A: Our role is to assess and treat patients in the hospital with communication and swallowing deficits. Typically, we provide intervention for adult patients presenting with neurological conditions, such as stroke, head injury, dementia, Parkinson’s disease, among others. We also manage patients with respiratory issues and other medical complications, including patients with COPD and tracheostomies.
Q: What is a crucial aspect of your work that you believe can be better understood by the community?
A: A crucial aspect of our work that is not as well understood in the community is our medical role for patients presenting with dysphagia (difficulty swallowing), including conducting instrumental assessments in conjunction with a radiologist.
Our ability to effectively communicate and swallow is often overlooked because it comes so easily for many of us. We often take these abilities for granted, but imagine waking up in a hospital bed unable to swallow a cup of water without choking or say your name when someone asks. Helping patients regain their abilities in these areas is both an honor and privilege.
Q: Is there a role for our community to play in supporting the work you do as Speech Language Pathologists? If so, what might that be?
A: With the current ageing population and growing complexity of the patients we see, it is important that the NYGH community continues to recognize Speech Language Pathologists as valued members of the healthcare team. We can be utilized as a resource to educate patients, families, and staff on communication and swallowing disorders to improve patient care.
Q: Have you observed any impacts to your patients due to COVID-19 restrictions?
A: Communication exchange is often broken due to PPE restrictions (i.e., mask use prevents facial expression and lip reading). Without visual cues, people with hearing loss or communication impairments may have greater difficulty understanding and expressing themselves.
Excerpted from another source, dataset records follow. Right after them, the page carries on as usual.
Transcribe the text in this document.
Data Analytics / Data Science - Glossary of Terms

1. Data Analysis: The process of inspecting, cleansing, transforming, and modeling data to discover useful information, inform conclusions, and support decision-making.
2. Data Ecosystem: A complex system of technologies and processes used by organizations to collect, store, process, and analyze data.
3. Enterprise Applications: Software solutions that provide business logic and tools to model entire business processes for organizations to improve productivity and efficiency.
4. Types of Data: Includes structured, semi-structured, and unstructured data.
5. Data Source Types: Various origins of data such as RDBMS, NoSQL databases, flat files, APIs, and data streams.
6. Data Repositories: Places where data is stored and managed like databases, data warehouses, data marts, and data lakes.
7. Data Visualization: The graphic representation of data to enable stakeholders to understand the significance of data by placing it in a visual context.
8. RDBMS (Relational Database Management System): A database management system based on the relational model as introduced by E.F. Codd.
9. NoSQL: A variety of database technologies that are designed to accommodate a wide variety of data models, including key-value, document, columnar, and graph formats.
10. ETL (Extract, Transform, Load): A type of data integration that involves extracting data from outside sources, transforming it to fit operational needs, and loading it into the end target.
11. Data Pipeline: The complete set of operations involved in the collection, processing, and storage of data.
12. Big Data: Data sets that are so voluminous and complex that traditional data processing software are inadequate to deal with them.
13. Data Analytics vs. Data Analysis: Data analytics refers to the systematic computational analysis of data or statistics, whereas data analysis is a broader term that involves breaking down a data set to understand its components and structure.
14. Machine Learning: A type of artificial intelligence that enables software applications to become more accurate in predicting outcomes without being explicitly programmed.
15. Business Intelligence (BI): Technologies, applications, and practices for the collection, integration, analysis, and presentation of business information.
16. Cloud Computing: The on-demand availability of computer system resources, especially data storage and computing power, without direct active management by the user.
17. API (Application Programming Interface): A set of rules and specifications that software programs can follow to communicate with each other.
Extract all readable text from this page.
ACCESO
With visitor and volunteer restrictions, many patients have experienced feelings of isolation. Some of our patients would benefit from family members being present during meal times to assist with feeding, provide foods from home, and engage in social interaction, which are all an important part of recovery.
The SLPs have had to become creative during this time and use alternative resources and technology to facilitate engagement with patients and their family members.
Q: For adults and/or children who stutter, what is your most important piece of professional advice?
A: For children who stutter, early intervention is key. It’s important to demonstrate patience and not draw extra attention to your child’s speech. Give them time to express their thoughts without interrupting or finishing sentences for them.
For adults, there shouldn’t be shame in having a stutter. It presents in 1 out of 100 people. There are many myths surrounding stuttering, and because it is so variable and complex it is often misunderstood. People who stutter are as smart and capable as anyone else.
We would encourage people who stutter and their families to seek resources in the community for support.